The United Kingdom did not have a dedicated treatment centre for the surgical treatment of spasticity in the upper limb despite an increasing and weighty body of evidence supporting its benefits.

This was in contrast to established units in the USA, Europe and Australia. I had gained experience in the treatment of such patients in Louisville in the United States and had made an in depth survey of the current literature on surgical techniques and the results of these techniques. My conclusions were that certain surgical techniques had been shown clearly to be beneficial in these patients.

Hand and arm spasticity develops as a result of damage to that part of the brain that controls the limb. This may be apparent at or shortly after birth as in cerebral palsy, or be the devastating consequence of a severe head injury, brain mass or stroke.

Despite these conditions being common, the provision of integrated surgical care for these patients has not been widely available. It was disturbing to me that many patients had been actively discouraged from surgical intervention or told, frequently by specialists, that there was none. Many of these patients suffered and continue to suffer from avoidable disability throughout their lives.

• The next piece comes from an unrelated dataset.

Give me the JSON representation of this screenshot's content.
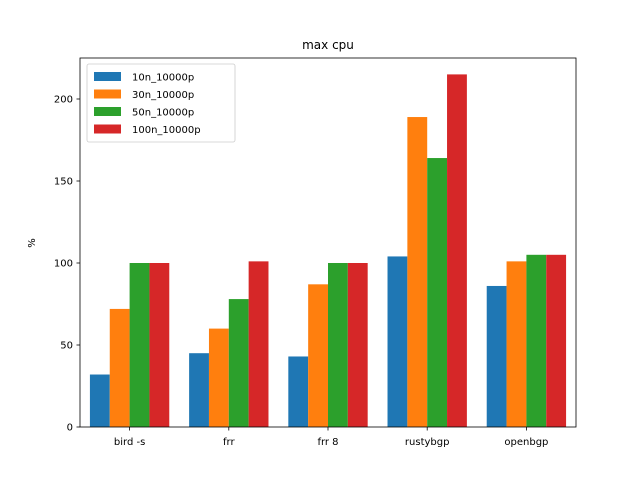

In 2000 I set up a multidisciplinary team with senior occupational and physiotherapists to treat patients afflicted with spasticity of the arms. This is called the CP Clinic although all causes of upper limb spasticity are treated. Colleagues in paediatric and adult neurology, rehabilitation medicine and paediatric orthopaedics to are also available to provide an overall strategy of care.

A New Approach

My approach to patients suffering from spasticity preventing hand use – whether an infant born with cerebral palsy or an elderly stroke-victim, challenges some of the preconceived ideas that have lead to patients being denied surgical intervention over the years.

I have introduced surgical modifications based on biomechanical studies that exist in the peer-reviewed, hand surgery literature and simply do not accept the (unsupported) view that the brain cannot adapt and learn new ways of using the hand into adulthood. Some of my own patients have clearly demonstrated this adaptation.

It was clear to me from my work on tendons that the traditional view of immobilising patients following surgery for cerebral palsy had little scientific support. In contrast the advantages of early movement in terms of less scarring and stronger tendons was established.

As a result I incorporated early movement into the post-operative protocol for the patients that I treat. This has been successful and at the time of writing is a unique post-operative protocol for this condition.

I have carefully recorded all aspects of patient’s’ function in a multidisciplinary clinic, using validated assessment and outcome measures prior to surgery and at intervals after surgery.

In 2003, I presented my early results at the annual meeting of The Federation of European Societies for Surgery of the Hand in Lisbon – a meeting attended by hand specialists from around the world. The work was received well (appendix 2).

3 years later the extended work was presented at the International Federation of Societies for Surgery of the Hand Meeting in Sidney 2007.

I have started to train the next generation of hand surgeons in the techniques involved and increased awareness through presentations to primary and secondary care physicians, trainees and therapists.The work continues at currently the only unit in the UK dedicated to the treatment of upper limb spasticity in a multi-disciplinary setting. Patients are referred on a national and regional level.